Julian was becoming impatient with her. “But suppose he knew that he couldn’t convince a majority and resorted to force and violence. In the old days, in the United States, it was theoretically legal to advocate a basic change. The country was full of minority parties and groups who wanted to establish everything from socialism to anarchy. But you had to advocate that it be accomplished by peaceful means—the ballot. When somebody came along such as the IWW, the Wobblies, or the early Communist Party, who favored armed revolt, the police, the F.B.I., and everyone else landed on them like a ton of bricks.”

The idea was so foreign to Edith that she had to think it over. She said finally, “He’d have his work cut out trying to accomplish it. For one thing, in your day half the citizens in the country seemed to possess guns. If not, they were easily obtained, even after various laws were passed to control them. But today I would estimate that not one person in fifty owns a firearm. Hunting is no longer a popular sport; we tend to protect our wildlife. Those who do have guns usually have small-caliber ones for use in marksmanship clubs. They would hardly be suitable for armed revolt.”

“But suppose a few thousand people did arm themselves,” he argued, “even with these small-caliber guns, and seized the government?”

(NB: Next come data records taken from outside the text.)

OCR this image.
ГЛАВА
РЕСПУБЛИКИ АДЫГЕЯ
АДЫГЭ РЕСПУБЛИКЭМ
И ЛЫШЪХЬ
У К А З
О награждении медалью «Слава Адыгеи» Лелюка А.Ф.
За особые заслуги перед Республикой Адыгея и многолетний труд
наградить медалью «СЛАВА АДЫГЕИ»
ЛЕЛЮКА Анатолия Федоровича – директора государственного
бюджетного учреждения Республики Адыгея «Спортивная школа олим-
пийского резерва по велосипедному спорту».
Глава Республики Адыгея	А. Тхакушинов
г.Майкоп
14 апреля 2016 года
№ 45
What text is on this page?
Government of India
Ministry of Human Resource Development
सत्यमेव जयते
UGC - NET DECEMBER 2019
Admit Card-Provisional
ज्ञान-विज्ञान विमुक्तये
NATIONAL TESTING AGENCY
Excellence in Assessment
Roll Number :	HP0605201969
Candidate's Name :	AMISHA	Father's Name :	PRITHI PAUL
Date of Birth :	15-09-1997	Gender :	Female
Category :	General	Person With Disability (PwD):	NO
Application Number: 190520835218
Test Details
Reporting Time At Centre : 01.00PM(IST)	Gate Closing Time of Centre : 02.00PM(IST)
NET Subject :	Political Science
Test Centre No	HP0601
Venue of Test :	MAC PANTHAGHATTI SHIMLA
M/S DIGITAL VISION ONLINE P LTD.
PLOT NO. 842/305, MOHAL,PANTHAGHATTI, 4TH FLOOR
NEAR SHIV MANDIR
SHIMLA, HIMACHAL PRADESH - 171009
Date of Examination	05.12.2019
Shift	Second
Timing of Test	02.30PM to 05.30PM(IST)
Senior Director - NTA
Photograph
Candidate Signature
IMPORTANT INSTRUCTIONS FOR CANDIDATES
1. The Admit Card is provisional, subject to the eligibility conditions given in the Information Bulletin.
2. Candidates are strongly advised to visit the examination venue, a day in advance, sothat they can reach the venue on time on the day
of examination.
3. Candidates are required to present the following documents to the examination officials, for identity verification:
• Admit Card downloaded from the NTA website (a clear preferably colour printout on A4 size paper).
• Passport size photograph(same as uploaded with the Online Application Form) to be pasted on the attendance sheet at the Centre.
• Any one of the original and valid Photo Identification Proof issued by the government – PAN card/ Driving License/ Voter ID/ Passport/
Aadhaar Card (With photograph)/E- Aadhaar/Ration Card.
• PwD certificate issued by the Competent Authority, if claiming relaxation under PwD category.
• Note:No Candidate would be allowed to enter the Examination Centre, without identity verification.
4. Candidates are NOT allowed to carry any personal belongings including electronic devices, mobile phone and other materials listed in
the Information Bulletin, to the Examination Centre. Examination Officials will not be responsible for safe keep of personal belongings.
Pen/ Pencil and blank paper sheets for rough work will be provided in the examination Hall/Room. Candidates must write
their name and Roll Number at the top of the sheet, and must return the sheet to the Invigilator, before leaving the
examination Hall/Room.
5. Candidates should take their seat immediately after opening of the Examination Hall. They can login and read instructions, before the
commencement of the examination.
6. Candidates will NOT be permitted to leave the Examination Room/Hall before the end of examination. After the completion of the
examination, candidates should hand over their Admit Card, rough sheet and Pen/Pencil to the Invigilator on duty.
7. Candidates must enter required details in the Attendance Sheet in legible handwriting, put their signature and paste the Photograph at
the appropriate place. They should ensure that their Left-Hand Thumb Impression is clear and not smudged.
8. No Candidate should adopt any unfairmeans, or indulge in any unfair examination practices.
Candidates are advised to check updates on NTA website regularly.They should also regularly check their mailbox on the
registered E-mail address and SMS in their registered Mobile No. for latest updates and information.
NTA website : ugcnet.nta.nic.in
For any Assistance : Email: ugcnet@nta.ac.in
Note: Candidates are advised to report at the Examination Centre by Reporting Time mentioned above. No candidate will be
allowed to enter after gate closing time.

“Jule, Jule, you know enough about the manner in which the country is run now to realize how silly that sounds. We have no government in the sense that applied in the middle of the twentieth century. The government that we do have, if that is what you want to call it, is not in control of the country. Let us suppose that you did seize all the members of the Production Congress. What would have been accomplished? They are not in control of the nation. The production of the industries and the other necessary work would go on. We would simply elect new members to a new Production Congress. But it is all so ridiculous. What would motivate such people? What would they gain that they do not have now?”

Julian grabbed up his notes and fumbled through them. “Oh, yeah,” he said. “Somebody—it was you, I think—told me that narcotics were legal now. Anybody can try them.”